Возникла неловкая пауза.
- Куда сейчас? - спросил наконец Герман.
- Домой. Куда же еще.
- Тебе надо отдохнуть, Саша, - мягко сказал Горанин. - Займись похоронами. Я затянул немного с выдачей тела, ты уж извини. Но теперь все. Машиной матери я еще вчера позвонил. Утром они забрали Машу. И вот еще что, на следующей неделе поезжай-ка ты к Валюше. Займись учебой. Скоро филиал откроют. Жизнь продолжается. А? Разве не так?
- Да. Похоже, что так. Ну, давай.
Кивнув на прощание Герману, Завьялов направился к автобусной остановке. На душе кошки скребли. Вроде бы все так, и все не так. Горанин молодец! И город ему поверит. А он, Александр, поверит ли?
...В доме у тестя с тещей собралась целая толпа. Завтра приедут еще родственники, утром по всей области разослали телеграммы.
- У нас радость... - всхлипнула теща. - Наконец-то разрешили Машеньку похоронить.
Радость! Едва сдержался, чтобы не нагрубить.
В большой комнате стоял гроб с Машиным телом, но подойти к нему близко Александр так и не смог. Глянул с порога на застывшее лицо жены и словно издалека услышал:
- Завтра похороны...
Завьялов промучился бессонницей всю ночь. Его одолевали сомнения. Конечно, против Павла две веские улики: куртка, испачканная кровью, и орудие убийства. Ночью Павнов ходил в сарай, приятель, шедший из Мамонова, может подтвердить. Павел говорит, что было это около полуночи, то есть Маша еще была жива.
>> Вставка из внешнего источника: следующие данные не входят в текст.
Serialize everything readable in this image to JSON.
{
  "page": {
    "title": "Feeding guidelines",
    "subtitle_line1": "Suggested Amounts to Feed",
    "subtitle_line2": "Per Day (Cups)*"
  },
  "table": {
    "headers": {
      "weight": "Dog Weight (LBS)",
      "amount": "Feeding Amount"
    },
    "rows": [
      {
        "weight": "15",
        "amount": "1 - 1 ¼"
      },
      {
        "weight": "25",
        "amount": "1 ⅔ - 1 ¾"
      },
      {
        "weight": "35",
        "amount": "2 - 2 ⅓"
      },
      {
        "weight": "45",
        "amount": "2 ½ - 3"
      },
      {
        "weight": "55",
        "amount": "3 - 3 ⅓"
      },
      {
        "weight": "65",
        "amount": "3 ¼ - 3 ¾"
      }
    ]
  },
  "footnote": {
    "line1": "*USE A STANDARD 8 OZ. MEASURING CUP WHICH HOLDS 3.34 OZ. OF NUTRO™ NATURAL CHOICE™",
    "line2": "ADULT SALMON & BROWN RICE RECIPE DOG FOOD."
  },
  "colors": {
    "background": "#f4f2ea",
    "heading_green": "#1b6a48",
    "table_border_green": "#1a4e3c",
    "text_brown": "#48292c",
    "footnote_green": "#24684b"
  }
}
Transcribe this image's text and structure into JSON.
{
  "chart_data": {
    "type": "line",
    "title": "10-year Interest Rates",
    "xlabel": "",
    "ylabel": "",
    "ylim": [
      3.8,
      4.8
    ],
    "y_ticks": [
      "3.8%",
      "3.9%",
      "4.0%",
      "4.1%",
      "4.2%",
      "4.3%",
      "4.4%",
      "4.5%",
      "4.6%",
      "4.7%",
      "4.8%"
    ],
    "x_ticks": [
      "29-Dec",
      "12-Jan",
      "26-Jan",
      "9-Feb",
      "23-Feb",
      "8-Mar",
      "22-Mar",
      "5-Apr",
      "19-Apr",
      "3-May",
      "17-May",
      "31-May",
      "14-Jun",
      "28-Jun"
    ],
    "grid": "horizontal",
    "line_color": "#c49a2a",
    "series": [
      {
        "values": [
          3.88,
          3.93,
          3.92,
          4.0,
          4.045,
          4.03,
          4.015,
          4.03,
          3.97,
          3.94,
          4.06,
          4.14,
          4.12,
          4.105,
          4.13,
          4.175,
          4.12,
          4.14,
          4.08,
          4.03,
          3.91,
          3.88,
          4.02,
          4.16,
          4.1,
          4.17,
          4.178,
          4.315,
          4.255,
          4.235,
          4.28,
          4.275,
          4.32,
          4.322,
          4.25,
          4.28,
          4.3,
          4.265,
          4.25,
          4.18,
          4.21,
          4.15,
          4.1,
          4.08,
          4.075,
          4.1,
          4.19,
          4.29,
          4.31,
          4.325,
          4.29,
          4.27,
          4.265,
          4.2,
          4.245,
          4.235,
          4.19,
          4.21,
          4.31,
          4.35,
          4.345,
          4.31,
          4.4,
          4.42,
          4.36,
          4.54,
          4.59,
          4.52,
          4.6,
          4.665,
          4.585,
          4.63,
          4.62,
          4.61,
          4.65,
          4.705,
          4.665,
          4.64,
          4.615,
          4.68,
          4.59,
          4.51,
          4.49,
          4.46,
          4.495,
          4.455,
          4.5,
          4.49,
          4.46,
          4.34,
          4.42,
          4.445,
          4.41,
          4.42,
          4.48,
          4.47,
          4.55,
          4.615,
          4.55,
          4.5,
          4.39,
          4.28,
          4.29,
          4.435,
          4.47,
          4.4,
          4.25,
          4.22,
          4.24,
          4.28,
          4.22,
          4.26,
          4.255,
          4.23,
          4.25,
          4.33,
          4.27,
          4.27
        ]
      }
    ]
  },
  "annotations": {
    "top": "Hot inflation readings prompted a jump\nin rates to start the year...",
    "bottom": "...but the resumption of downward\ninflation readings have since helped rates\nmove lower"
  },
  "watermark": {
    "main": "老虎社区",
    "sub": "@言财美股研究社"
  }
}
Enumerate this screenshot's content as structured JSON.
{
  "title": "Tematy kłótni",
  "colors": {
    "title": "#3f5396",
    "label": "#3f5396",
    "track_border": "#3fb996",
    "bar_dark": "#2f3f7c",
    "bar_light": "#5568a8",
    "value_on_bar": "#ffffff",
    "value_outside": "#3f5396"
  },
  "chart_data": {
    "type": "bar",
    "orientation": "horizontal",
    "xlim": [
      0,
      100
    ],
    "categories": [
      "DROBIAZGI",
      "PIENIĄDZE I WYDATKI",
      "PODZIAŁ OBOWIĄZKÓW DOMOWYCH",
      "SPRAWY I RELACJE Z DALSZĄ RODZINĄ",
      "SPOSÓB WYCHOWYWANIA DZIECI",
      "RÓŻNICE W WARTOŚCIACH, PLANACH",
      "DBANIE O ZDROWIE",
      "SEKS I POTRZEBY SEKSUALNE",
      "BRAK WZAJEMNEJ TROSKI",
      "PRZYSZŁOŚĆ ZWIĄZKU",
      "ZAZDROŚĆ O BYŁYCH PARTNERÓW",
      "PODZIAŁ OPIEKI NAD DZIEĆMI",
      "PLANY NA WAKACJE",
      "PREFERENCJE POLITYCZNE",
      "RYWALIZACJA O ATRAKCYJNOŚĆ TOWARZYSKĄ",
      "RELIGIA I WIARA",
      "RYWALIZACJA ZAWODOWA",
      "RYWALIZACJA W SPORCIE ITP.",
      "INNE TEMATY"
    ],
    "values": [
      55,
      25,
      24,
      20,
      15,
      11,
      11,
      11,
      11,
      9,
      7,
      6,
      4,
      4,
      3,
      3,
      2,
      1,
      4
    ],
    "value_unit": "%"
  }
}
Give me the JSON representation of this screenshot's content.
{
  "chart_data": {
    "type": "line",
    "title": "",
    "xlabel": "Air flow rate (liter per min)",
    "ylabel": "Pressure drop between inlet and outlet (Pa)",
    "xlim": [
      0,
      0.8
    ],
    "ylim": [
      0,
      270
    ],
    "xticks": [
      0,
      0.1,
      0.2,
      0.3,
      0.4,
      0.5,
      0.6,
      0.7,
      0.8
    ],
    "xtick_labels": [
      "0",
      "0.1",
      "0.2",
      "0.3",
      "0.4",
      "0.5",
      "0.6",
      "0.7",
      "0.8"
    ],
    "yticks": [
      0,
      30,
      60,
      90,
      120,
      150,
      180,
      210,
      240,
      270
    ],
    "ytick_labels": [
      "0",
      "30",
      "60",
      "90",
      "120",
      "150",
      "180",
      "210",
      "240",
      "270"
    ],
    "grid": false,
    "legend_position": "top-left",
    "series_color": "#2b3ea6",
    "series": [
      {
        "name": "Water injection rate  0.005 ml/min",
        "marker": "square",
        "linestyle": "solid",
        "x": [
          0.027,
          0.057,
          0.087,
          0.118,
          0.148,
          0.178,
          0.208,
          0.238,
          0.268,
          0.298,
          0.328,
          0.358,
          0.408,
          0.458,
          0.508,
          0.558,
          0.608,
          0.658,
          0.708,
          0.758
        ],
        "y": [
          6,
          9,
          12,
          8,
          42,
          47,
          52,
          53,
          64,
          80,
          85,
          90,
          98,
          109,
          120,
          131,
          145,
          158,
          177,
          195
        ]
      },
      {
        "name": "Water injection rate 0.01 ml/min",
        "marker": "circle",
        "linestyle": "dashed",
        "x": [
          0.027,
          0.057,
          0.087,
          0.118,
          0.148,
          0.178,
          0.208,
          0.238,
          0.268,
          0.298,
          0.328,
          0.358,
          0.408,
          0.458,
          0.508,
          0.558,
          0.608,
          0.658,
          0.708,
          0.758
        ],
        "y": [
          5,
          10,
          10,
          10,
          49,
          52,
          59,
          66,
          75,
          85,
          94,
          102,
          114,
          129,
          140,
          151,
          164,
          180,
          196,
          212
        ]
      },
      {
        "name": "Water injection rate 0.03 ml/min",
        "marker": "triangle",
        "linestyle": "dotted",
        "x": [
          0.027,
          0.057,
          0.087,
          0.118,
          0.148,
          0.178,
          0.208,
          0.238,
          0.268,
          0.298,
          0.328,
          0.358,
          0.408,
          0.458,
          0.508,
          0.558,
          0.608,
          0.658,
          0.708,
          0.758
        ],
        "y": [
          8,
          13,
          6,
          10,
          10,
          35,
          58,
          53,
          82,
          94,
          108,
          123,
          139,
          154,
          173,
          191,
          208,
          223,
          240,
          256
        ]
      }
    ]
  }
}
Но что скажет этот приятель в кабинете у Горанина? Два часа для Германа - не вопрос. Если один визит Павла в больницу превратился его стараниями в «неоднократные ночные посещения потерпевшей», то что уж говорить о двух часах разницы во времени? Можно считать, что Павел уже получил срок. Но если он врет? Павнов. Он ведь умница. Дипломированный юрист. Потому и побежал. Понял, что значат находки: ломик со следами крови и испачканная куртка. Прямые улики. Это конец.
«Я могу объяснить, но мне все равно, никто не поверит». Объяснить можно все. Но подтвердить фактами? Павел мог взять в сарае не только картошку, но и ломик, ночью выйти потихоньку из дома и отправиться в больницу. Убив Машу, спрятал куртку и ломик в сарае и также потихоньку вернулся домой. Непонятен мотив. Горанин подводит к убийству на сексуальной почве. И в логике ему не откажешь. Павлу двадцать два года, женщины у него нет. Получив отказ Маши, он запросто мог прийти в бешенство. Если мужчина и женщина много времени проводят вместе, у мужчины обязательно возникнет мысль об интимной близости. Ему уделили внимание, значит, он вправе надеяться. А потом потребовать. И как результат—срыв.